Because of Eni-Agip's early success in combining screenless completions with a seawater-based VES fracturing fluid, Giovanna and other Adriatic fields with dual-completed wells producing tightly spaced zones will surely continue to benefit from these technologies.
These technologies provide a cost-effective means to produce hydrocarbons that otherwise would have remained in the ground.
Acknowledgments
The authors thank Eni Agip and Schlumberger management for permission to publish this article. The authors also thank Enzo Pitoni, Marco Marilungo, Marco Galli, and Romilda Simone of Eni Agip for the help with this project.
References
- Pitoni, E., Burrafato, G., Devia, F., and Heitmann, N., "Polymer-free fracturing fluid revives shut-in well," World Oil, September 1999, pp. 77-82.
- Armstrong, K., Card, R., Navarrete, R., Nelson, E., Nimerick, K., Samuelson, M., Collins, J., Dumont, G., Priaro, M., Wasylycia, N., and Slusher, G., "Advanced Fracturing Fluids Improve Well Economics," Oil Field Review, Vol. 7, 1995, pp. 43-51.
- Rimmer, B., MacFarlane, C., Mitchell, C., Wolfs, H., and Samuel, M., "Fracture Geometry Optimization: Designs utilizing New Polymer- Free Fracturing Fluid and Log-Derived Stress Profile/Rock Properties," Paper No. SPE 58761.
- Pitoni, E., Copercini, P., Heitmann, N., Mysko, P., and Kelly, B., "Engineered Drill-in Fluids Deliver No-Skin Wells Offshore Gabon," Petroleum Engineer International, May 1999, pp. 46-53.
- Samuel, M., Card, R., Nelson, E., Brown, EJ., Vinod, P., Temple, H., Qu, Q., and Fu, D., "ClearFRAC, A Polymer-Free Fluid for Fracturing Applications," Paper No. SPE 38622.
- Pitoni, E., Devia, F., James, S., and Heitmann, N., "Screenless Completions: Cost-Effective Sand Control in the Adriatic Sea," Paper No. SPE 58787.
The authors
Giovanni Salerno is a completion and production engineer with Eni Agip, Ravenna, Italy. Previously, he worked Eni Agip's well-construction activities, sand-control projects in the US, and coiled-tubing fracturing operations in Canada. Salerno has a degree in petroleum engineering from Bologna University, Italy.
Fabrizio Devia is a completion and production engineer for Eni Agip, Milan, Italy. Previously, he worked on special sand-control projects in the US and on coiled-tubing fracturing operations in Canada. Devia has a degree in petroleum engineering from Bologna University, Italy.
Maurizio Noia is the drilling and completion engineering coordinator in Eni Agip's Ortona operating district in Central Italy. He is also involved with workover and rig-less projects, including the work in Giovanna. Previously, he worked in various drilling and completion areas both in Eni Agip's Milan headquarters and in its affiliate company IEOC in Egypt. Noia holds an MS in physics from the University of Genoa, Italy.
Norbert Heitmann is a senior Schlumberger DESC (Design and Evaluation Services for Clients) engineer, currently based in Eni Agip's Milan headquarters.
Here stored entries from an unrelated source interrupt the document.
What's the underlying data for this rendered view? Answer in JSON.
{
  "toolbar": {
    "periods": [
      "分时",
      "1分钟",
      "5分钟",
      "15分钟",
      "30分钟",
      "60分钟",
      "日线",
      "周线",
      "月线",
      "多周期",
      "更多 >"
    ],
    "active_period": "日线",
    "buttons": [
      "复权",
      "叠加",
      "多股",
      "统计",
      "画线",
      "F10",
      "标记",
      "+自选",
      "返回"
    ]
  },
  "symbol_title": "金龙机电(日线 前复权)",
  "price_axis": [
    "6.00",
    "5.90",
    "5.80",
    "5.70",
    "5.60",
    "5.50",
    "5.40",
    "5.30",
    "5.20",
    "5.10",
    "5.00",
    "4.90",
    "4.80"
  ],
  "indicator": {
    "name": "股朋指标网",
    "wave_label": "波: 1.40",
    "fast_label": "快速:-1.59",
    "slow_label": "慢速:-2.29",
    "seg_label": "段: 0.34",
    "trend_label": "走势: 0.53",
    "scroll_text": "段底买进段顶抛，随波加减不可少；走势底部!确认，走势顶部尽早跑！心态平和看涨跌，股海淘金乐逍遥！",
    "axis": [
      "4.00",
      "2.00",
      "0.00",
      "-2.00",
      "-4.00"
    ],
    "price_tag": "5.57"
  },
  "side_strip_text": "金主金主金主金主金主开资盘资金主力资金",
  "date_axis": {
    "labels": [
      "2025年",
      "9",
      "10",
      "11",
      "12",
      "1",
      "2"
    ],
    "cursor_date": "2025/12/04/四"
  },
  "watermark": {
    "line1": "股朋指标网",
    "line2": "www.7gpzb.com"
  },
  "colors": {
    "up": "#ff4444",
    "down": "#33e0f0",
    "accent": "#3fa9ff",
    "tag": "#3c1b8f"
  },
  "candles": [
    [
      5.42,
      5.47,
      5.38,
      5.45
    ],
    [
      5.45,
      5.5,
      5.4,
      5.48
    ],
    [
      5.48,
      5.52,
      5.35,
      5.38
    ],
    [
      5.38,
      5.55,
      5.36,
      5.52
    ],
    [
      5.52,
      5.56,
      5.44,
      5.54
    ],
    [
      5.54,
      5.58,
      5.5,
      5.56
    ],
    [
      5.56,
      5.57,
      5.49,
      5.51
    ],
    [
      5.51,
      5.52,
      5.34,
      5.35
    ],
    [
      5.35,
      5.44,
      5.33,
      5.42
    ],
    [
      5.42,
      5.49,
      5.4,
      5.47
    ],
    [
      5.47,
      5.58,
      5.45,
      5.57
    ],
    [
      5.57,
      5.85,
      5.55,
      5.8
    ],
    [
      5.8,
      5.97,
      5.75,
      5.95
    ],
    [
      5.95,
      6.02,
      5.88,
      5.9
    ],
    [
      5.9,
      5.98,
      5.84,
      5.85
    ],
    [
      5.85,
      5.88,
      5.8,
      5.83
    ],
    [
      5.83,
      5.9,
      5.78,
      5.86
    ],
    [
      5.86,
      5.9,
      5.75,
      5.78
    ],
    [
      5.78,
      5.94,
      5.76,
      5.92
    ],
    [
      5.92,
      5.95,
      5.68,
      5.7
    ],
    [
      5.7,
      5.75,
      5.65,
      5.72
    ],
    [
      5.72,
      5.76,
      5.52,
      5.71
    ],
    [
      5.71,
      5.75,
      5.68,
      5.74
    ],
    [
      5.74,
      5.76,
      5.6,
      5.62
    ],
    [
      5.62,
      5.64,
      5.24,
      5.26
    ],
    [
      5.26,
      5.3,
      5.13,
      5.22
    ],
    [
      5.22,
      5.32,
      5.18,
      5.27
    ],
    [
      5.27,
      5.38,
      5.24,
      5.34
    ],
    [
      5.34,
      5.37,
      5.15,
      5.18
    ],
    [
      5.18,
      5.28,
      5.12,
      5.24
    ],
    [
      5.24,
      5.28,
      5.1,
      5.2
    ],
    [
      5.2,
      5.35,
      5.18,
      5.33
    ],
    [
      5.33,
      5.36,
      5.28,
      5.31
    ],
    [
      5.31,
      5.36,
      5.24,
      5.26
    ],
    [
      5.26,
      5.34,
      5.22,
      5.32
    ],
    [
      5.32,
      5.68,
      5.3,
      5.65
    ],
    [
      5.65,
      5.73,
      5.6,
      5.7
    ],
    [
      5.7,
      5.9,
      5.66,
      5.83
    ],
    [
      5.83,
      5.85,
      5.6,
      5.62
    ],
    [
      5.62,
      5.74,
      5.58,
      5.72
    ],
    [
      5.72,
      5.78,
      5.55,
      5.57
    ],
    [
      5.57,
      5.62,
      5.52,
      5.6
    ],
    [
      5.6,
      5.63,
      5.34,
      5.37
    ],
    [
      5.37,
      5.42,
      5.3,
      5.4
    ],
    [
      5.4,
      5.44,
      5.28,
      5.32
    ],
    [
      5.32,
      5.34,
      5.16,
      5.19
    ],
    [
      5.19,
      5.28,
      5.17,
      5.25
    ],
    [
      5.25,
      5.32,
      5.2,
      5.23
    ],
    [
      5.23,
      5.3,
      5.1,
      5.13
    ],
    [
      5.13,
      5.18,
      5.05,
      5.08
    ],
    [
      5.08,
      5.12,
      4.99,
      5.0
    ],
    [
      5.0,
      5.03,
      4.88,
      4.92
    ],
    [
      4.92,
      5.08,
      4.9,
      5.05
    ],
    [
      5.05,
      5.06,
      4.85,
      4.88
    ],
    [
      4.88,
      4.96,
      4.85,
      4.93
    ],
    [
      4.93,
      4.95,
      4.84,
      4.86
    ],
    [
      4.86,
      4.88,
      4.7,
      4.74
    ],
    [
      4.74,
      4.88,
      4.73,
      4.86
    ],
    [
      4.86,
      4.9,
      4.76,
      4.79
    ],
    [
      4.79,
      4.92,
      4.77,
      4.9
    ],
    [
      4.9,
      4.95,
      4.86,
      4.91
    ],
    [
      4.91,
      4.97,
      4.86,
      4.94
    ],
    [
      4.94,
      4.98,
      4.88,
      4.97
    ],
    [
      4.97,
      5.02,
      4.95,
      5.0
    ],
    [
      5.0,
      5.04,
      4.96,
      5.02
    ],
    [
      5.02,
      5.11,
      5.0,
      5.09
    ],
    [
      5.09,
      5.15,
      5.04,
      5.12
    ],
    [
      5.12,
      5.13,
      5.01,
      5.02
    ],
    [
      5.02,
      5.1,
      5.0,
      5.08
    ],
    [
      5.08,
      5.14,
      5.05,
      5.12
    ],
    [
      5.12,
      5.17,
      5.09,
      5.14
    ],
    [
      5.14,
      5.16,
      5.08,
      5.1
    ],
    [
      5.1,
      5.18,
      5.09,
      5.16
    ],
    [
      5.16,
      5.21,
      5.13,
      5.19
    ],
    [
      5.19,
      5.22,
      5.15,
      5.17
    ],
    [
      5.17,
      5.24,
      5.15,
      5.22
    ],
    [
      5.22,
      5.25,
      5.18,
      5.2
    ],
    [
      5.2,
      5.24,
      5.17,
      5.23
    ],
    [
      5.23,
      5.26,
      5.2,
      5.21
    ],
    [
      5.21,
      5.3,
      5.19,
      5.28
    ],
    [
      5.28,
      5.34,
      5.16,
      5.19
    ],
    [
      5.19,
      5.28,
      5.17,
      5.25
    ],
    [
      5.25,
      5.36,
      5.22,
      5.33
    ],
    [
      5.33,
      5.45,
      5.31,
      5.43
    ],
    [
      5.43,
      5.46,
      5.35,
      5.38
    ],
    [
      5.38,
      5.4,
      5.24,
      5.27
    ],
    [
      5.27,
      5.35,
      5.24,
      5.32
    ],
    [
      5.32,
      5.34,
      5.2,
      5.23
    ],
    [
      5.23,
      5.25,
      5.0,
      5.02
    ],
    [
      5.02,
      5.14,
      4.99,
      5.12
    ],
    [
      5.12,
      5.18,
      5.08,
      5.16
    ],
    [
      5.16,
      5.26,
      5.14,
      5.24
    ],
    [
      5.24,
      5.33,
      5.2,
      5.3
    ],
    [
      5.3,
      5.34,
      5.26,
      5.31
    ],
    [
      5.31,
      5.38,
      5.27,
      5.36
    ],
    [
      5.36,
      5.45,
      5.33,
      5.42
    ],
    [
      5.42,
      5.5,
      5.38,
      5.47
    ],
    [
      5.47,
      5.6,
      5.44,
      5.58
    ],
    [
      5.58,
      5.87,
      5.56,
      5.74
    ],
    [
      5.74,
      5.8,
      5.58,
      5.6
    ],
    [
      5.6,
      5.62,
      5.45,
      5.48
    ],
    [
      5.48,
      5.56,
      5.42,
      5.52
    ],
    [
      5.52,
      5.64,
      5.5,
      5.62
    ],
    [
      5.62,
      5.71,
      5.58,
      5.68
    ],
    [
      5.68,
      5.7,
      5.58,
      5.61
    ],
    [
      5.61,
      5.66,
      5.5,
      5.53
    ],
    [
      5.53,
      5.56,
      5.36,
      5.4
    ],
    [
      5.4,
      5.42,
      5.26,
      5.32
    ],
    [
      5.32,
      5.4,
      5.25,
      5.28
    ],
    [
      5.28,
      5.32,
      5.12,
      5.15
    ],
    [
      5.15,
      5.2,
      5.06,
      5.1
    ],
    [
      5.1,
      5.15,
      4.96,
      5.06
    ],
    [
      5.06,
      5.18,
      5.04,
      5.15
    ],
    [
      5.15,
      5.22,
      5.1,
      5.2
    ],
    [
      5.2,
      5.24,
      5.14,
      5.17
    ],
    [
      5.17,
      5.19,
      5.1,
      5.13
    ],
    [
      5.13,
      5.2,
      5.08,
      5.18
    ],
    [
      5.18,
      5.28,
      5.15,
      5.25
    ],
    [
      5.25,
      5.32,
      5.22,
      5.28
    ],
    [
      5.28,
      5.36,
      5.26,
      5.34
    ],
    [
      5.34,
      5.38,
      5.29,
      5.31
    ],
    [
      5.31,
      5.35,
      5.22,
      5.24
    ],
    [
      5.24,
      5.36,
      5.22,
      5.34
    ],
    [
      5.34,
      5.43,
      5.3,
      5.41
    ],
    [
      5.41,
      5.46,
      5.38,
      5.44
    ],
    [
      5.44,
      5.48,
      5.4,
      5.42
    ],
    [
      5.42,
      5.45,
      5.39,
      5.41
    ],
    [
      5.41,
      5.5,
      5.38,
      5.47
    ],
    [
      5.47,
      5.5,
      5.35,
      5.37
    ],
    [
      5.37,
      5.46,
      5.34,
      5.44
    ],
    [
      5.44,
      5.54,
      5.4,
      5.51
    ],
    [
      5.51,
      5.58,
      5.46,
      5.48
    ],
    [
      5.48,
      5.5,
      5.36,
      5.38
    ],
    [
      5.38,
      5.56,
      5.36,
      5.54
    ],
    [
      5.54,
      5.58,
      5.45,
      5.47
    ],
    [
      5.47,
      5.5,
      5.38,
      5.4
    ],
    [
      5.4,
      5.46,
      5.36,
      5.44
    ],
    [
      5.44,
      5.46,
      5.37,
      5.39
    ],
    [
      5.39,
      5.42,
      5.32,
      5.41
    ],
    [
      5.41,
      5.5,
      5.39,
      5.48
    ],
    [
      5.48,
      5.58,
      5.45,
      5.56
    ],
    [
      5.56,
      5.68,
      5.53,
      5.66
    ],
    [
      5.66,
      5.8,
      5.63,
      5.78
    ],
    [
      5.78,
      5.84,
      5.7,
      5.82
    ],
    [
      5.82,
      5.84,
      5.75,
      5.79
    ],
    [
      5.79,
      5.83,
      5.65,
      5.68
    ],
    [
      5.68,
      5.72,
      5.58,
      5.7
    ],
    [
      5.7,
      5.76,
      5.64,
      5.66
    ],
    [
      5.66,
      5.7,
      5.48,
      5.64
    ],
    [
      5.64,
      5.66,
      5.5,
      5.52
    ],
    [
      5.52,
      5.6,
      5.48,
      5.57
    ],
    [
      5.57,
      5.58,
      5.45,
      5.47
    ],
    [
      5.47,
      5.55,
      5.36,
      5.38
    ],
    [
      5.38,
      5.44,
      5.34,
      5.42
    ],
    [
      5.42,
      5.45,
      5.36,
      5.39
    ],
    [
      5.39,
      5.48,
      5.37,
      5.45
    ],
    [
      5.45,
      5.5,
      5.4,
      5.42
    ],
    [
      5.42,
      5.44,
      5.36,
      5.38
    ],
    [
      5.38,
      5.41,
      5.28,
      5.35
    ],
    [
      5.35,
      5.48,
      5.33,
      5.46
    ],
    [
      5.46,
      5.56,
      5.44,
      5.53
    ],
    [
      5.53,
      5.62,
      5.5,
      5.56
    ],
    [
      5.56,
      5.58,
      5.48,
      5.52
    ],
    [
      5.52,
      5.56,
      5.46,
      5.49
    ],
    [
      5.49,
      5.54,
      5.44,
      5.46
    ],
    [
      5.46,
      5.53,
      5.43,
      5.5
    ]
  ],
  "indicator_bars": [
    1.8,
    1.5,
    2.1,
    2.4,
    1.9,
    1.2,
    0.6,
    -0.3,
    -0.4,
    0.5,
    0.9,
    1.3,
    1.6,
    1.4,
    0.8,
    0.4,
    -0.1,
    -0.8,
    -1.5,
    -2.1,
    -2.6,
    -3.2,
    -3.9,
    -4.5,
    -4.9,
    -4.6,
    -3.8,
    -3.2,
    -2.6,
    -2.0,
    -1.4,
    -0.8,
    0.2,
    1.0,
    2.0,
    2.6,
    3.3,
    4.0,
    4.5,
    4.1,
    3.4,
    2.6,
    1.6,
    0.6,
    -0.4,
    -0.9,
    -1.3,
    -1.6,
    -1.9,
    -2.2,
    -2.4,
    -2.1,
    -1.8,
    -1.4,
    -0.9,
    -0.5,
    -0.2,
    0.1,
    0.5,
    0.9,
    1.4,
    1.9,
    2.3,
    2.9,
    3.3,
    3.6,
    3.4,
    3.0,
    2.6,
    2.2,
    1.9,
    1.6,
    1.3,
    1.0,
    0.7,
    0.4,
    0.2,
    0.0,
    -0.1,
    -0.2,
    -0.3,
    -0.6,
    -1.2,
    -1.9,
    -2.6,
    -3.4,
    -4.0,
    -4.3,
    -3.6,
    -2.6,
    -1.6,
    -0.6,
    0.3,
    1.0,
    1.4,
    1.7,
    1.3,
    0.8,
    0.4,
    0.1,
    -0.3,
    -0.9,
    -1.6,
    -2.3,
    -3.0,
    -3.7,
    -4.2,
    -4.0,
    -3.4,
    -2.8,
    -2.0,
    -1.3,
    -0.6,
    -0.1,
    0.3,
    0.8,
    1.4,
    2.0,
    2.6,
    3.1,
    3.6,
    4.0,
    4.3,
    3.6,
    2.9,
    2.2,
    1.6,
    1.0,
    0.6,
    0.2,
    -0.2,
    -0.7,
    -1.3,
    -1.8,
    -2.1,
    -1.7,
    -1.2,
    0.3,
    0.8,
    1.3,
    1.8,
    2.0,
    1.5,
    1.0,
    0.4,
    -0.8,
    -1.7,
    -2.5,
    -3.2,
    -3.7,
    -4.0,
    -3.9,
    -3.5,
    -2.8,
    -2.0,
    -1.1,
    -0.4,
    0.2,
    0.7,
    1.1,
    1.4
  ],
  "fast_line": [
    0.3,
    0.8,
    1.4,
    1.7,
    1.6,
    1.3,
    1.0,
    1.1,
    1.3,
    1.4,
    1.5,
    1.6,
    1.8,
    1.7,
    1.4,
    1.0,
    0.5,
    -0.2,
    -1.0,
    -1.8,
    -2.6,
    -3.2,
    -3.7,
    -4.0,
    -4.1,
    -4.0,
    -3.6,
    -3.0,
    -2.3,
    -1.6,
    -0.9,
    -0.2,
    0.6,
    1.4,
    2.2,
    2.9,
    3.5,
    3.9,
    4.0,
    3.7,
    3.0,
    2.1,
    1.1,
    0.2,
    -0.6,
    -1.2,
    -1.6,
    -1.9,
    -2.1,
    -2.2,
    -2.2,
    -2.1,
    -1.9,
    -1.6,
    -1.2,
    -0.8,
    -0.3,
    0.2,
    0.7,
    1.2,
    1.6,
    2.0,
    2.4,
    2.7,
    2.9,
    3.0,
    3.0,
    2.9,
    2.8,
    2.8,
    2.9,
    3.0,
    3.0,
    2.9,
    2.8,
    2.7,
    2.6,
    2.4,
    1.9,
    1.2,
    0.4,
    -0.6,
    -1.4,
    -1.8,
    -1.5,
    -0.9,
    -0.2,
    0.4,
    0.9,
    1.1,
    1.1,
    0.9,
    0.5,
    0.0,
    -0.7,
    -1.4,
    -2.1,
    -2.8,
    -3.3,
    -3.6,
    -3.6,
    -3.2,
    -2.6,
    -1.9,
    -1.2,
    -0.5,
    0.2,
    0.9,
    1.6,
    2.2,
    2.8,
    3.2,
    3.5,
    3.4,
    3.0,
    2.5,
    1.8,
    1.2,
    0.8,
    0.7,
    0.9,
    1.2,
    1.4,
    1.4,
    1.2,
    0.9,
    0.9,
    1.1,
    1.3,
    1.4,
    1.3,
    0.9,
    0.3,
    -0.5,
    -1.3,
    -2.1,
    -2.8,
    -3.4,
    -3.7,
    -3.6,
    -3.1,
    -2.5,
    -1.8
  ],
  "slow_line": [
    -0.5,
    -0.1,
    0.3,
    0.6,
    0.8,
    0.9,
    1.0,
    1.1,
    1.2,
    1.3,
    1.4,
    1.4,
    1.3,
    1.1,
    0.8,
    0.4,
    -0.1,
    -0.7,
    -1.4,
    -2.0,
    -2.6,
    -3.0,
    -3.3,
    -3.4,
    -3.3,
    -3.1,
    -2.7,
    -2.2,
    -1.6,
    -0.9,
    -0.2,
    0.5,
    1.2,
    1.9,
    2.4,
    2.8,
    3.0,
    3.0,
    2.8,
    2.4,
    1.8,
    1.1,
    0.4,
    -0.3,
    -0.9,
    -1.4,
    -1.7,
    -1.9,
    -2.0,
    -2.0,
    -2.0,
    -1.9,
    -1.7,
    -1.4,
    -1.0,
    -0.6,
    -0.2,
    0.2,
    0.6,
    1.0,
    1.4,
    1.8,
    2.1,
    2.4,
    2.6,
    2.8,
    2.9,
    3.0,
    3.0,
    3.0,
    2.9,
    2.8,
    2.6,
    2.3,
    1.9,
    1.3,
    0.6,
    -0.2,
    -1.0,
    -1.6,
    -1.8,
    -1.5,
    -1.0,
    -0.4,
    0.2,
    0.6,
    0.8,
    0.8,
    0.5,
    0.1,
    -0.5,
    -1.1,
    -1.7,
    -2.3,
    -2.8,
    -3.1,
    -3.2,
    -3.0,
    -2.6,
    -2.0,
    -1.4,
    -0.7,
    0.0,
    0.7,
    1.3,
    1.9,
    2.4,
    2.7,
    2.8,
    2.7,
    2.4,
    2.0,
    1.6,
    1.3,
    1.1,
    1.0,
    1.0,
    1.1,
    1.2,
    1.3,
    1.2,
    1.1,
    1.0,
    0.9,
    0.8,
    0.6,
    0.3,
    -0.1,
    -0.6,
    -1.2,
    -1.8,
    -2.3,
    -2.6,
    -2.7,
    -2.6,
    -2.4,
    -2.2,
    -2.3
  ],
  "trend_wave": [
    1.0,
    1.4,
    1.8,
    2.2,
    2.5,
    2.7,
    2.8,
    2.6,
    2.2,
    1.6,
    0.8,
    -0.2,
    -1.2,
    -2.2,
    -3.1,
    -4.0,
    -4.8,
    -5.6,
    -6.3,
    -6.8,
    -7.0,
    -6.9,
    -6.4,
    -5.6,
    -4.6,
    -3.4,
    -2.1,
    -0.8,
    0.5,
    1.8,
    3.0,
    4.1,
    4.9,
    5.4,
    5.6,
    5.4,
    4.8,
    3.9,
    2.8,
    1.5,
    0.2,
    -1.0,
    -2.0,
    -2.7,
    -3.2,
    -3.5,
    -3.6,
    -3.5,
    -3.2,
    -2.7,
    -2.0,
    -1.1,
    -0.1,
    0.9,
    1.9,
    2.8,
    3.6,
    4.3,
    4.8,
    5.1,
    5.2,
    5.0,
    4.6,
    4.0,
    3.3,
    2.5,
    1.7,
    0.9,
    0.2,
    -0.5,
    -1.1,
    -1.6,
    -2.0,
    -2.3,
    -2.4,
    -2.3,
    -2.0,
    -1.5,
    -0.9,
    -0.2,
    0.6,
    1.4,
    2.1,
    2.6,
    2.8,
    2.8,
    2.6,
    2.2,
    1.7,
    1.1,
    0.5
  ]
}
Since joining Schlumberger in 1987, he has held various field operation and managerial positions in Italy, North Africa, and the UK. Heitmann has an MS in petroleum engineering from TU Clausthal, Germany.
Mathew Samuel is a project manager with Schlumberger in Sugar Land, Tex. He joined Schlumberger in 1996 and has served in research, field, and marketing positions. Previously, he was an assistant professor at New York University. Samuel has a PhD in chemistry from the University of Pennsylvania.